By Aubrey D.N.J. De Grey. Rejuvenation Research. Spring 2005, 8(1): 13-17. doi:10.1089/rej.2005.8.13.

Comparison between three different theories of mitochondrial DNA mutation, and the how to interpret new findings that alpha-ketoglutarate dehydrogenase (AKDH), an enzyme in the mitochondrial matrix, makes hydrogen peroxide and possibly superoxide when exposed to high concentrations of NADH.

One of the theories is the vicious cycle hypothesis, in which mutations in the mtDNA trigger creation of superoxides which then trigger more mtDNA mutations, etc. Another is de Grey's own survival of the slowest (SOS) hypothesis described earlier in the blog. The third is the crippled mitochondrion (CM) (underspecified) hypothesis in which mutant mitochondria are stimulated to replicate by some mechanism internal to the mitochondria.
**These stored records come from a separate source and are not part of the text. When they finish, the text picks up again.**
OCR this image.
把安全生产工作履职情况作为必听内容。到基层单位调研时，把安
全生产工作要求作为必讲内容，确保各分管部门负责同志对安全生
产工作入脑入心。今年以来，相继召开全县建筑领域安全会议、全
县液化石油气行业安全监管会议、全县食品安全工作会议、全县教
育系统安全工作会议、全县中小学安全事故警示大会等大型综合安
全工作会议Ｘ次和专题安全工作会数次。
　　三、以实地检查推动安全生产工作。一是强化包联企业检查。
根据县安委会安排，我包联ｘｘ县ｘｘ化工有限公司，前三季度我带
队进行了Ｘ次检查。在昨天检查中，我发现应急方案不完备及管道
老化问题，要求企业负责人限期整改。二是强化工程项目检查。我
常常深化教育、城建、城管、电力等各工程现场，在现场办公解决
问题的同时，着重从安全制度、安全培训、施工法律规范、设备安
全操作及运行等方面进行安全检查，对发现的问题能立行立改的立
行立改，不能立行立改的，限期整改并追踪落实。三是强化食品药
de Grey claims that the vicious cycle theory is refuted by the commonality of mutations that would get rid of the possibility to make superoxide (mtDNA deletions that get rid of the genes encoding for Complex I and III, and also get rid of at least one tRNA, for which there are no redundancies in the mtDNA), and also by the observation that the mutations in all the mitochondria's DNA tend to be the same within any one individual cell.

Differences in predictions by the other two theories:

SOSCM
Autophagy of mitochondria selects mitochondria with damaged membranesNo prediction
Loss of ATP-synthase does not preferentially replicateAll functional losses replicate
No predictionCell overpopulated with mitochondria comes before or at the same time as loss of respiratory function
ROS production by mutant mitochondria eliminatedNo prediction

That last prediction by the SOS hypothesis, lack of ROS production, seems to run counter with findings that oxidation-damaged DNA and RNA are found in respiration-deficient muscle fiber segments. This is the reason for bringing up the new findings of generation of ROS by AKDH when under high concentration of NADH, a state de Grey claims would be more common in mitochondria with broken respiratory chains, giving the oxidised DNA an alternate cause.